4. Madun and Her Neighbors
Madun orbits comfortably within the habitable zone, receiving the perfect warmth for liquid water, seasonal variety, and life.
Wabor is considered a lesson in heat and proximity.
Wakèl, by contrast, embodies distance and introspection.
The asteroid ring is often viewed by Endulani mystics as a warning or a broken god.
Madun’s moon, Kèldun, is too distant and small to cause full eclipses. Instead, its passes across Daninsha form brilliant ring eclipses, sacred events among solar-aligned tribes.

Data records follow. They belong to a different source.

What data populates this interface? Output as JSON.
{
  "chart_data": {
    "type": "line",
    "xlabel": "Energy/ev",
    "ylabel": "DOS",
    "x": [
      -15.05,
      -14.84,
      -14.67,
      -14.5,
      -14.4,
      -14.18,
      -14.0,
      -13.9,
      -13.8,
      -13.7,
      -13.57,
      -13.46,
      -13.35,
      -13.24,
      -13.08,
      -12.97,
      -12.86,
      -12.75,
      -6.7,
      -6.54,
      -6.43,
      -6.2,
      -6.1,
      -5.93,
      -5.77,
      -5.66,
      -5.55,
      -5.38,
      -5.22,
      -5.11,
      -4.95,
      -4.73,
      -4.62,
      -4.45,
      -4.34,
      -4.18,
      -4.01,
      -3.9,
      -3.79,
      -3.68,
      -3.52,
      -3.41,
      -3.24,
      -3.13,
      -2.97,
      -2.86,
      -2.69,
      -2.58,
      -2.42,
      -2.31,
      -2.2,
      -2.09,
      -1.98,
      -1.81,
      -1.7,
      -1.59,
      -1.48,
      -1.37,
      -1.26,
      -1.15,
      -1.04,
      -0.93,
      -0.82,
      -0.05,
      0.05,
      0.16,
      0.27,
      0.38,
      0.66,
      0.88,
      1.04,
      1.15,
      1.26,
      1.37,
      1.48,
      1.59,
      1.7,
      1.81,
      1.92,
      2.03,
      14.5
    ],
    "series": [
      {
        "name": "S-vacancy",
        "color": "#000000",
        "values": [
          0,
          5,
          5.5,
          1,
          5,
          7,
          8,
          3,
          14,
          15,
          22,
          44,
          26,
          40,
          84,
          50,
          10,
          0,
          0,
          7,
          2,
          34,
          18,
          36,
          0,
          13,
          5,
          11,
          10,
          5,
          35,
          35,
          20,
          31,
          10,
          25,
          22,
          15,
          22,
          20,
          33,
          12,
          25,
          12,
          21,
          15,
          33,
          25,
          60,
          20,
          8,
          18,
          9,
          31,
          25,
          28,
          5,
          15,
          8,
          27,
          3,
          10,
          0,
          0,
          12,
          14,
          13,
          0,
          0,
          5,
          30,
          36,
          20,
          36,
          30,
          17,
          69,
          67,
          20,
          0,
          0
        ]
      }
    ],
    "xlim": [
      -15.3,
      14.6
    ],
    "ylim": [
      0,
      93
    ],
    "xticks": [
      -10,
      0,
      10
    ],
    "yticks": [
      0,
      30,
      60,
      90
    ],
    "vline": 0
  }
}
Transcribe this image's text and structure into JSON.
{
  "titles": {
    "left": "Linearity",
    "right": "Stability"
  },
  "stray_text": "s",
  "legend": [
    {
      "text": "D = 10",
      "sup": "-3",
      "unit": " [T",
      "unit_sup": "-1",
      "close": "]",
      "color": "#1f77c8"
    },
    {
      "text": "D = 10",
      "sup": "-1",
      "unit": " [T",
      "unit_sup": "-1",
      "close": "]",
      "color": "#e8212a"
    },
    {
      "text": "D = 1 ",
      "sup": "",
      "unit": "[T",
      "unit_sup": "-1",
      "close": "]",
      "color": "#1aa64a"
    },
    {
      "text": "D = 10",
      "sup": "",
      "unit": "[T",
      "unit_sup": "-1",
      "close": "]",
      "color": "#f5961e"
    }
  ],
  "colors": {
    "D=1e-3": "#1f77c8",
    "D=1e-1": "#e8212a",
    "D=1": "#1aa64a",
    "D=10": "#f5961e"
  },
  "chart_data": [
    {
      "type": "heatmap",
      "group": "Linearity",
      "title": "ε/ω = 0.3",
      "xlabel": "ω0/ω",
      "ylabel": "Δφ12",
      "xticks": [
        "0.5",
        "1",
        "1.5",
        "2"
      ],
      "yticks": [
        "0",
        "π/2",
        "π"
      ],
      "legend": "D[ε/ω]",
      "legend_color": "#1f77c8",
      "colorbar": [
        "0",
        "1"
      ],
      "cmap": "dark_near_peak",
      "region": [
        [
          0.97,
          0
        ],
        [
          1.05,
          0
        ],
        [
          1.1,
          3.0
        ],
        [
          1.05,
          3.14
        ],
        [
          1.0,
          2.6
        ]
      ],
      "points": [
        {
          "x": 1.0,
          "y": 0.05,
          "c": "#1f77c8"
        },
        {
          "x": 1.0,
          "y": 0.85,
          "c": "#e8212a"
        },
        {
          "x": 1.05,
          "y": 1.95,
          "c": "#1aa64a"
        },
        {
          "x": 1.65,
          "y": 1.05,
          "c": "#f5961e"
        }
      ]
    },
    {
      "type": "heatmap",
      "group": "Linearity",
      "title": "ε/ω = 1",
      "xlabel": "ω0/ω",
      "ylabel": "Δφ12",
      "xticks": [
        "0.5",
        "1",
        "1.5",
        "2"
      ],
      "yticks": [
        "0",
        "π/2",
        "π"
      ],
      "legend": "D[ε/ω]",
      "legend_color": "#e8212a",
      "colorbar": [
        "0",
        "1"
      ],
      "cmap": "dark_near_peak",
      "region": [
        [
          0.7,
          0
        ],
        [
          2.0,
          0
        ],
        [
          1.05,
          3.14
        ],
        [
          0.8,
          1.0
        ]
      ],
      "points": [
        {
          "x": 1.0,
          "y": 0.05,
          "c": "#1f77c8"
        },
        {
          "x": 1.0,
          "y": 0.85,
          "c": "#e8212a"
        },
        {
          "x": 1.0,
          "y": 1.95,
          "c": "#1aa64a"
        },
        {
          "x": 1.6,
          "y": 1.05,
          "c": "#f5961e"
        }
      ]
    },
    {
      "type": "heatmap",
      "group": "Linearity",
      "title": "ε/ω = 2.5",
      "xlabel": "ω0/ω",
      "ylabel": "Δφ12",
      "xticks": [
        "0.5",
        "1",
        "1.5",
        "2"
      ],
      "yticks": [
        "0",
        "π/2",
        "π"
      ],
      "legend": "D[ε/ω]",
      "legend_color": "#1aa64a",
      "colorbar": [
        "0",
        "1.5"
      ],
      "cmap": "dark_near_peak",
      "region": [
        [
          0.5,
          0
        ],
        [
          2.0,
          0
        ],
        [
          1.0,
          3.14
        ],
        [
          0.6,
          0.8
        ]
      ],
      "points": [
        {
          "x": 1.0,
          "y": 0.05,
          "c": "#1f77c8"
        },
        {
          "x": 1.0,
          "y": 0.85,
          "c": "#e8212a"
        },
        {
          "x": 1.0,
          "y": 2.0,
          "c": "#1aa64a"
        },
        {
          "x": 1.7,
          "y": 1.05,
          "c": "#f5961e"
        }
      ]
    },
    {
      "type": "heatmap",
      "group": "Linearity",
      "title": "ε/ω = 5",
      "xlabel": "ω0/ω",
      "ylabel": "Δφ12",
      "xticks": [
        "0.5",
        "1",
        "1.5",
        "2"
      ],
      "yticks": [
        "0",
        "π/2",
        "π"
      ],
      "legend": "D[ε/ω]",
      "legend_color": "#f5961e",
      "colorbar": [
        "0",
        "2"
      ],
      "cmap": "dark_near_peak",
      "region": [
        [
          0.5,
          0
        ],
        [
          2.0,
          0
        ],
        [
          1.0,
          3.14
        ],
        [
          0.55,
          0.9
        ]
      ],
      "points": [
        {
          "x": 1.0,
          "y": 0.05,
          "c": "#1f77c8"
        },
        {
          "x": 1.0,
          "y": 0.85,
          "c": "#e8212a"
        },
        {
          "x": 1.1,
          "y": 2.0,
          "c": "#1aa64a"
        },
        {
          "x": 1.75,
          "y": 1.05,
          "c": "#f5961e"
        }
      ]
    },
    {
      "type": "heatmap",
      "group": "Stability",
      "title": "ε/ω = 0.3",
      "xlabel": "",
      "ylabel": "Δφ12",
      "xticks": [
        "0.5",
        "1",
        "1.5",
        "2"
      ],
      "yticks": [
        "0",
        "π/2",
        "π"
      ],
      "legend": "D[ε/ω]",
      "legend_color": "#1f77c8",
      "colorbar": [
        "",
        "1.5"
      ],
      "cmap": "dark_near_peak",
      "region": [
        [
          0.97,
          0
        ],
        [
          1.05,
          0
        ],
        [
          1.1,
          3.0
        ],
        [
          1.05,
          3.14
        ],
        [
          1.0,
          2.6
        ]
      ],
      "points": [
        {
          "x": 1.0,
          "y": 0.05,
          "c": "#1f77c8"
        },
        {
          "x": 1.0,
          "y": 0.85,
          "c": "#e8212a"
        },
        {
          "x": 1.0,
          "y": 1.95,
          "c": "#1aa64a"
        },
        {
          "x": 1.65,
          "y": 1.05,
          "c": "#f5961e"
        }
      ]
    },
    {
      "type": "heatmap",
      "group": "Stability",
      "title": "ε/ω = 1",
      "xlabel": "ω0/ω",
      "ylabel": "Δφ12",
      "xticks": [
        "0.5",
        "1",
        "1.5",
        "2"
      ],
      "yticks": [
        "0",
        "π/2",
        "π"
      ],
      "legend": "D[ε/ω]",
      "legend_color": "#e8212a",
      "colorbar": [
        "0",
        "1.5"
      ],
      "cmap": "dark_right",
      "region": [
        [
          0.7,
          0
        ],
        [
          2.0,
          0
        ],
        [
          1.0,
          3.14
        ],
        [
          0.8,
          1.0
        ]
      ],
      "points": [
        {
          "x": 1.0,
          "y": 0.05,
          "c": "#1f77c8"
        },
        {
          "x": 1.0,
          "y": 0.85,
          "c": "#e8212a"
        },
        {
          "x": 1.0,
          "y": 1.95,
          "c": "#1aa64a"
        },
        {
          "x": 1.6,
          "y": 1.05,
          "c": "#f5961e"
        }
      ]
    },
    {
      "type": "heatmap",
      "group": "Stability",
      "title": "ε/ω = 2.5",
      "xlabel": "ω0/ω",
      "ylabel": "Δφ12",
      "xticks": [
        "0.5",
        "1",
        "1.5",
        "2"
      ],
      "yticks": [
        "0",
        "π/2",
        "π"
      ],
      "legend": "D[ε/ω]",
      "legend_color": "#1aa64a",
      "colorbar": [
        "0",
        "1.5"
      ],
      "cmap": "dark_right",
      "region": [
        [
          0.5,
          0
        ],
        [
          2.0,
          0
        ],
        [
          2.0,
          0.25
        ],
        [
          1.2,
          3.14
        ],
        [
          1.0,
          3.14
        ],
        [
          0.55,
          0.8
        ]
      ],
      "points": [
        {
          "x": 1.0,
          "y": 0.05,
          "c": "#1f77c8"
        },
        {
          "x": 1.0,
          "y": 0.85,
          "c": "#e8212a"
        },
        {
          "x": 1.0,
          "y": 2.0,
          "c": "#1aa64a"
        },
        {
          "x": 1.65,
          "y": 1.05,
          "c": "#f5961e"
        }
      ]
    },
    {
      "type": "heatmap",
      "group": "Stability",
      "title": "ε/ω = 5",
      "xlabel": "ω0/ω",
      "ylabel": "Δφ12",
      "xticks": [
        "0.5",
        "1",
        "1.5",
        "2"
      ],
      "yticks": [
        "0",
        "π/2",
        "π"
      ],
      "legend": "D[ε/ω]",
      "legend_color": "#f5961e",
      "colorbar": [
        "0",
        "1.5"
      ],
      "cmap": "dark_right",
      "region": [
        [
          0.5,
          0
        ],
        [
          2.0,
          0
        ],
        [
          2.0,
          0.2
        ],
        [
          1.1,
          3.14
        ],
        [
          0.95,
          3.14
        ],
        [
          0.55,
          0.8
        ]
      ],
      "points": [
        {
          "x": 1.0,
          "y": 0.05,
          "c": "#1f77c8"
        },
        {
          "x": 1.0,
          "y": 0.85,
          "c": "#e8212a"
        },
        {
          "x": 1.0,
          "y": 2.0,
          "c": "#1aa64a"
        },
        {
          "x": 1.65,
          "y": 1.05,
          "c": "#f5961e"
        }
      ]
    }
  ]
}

5. Myth, Memory, and the Unknown
Much of what the Nodilani know of the star system stems from fading archives and celestial observation. There may be undiscovered dwarf planets, comets, or far-off objects beyond Endorshin’s reach. But none are part of Nodilani lore.
To them, the known system is complete and spiritual:
Daninsha is the mother
Her children orbit in sacred patterns
The shattered belt tells of loss
The giants watch in silence
6. Limits of Nodilani Astronomy
Despite inherited knowledge from the Theseus, Nodilani astronomical understanding is fragmentary:
Records carved in stone replaced digital databases after the loss of electricity. Many orbital equations survive only as glyphs or analog diagrams.
Modern tribes use temples and henges to observe solstices, eclipses, and alignments, blending scientific insight with religious meaning.
Only a few scholars (the Shint’twalani) can still read English, making further interpretation of Theseus data difficult.
It is believed by some that other celestial bodies exist beyond Endorshin, but without powered observation, nothing is confirmed.

7. Lore Snippet
“The Six danced around their mother, drawn by her warmth and bound by her silence. One was shattered, and from his bones came the Ring. Another fell too close and burned away. But the Three who remained—Brother, Sister, and Our World—now carry the legacy of life.”
— Fragment of an Endulani starmap carving, attributed to the Shint’twalani“Each world was once a seed. Only Madun cracked open.”
— Sayings of Elder Asukul“They say the Protector watches with a thousand storms, and the Nightwatch dreams without end. But only the Scout may see what lies beyond.”
— Kosuklani tale told to stargazers crossing the desert

Maiko's Note
You’d think after traveling the stars, humans would stop giving them names.
But that’s the beautiful thing — they never did.
They looked up from Madun’s soil, still dusted with ship ash, and whispered old questions to a new sky. And what did they find? A star who felt like a mother. A world that felt like a gift. And a night full of watching eyes.
Daninsha shines warm, golden — quieter than Sol, but steady. Around her whirl six children and a wound. Some call it the Ring of the Shattered Giant. I call it a story no one dares finish.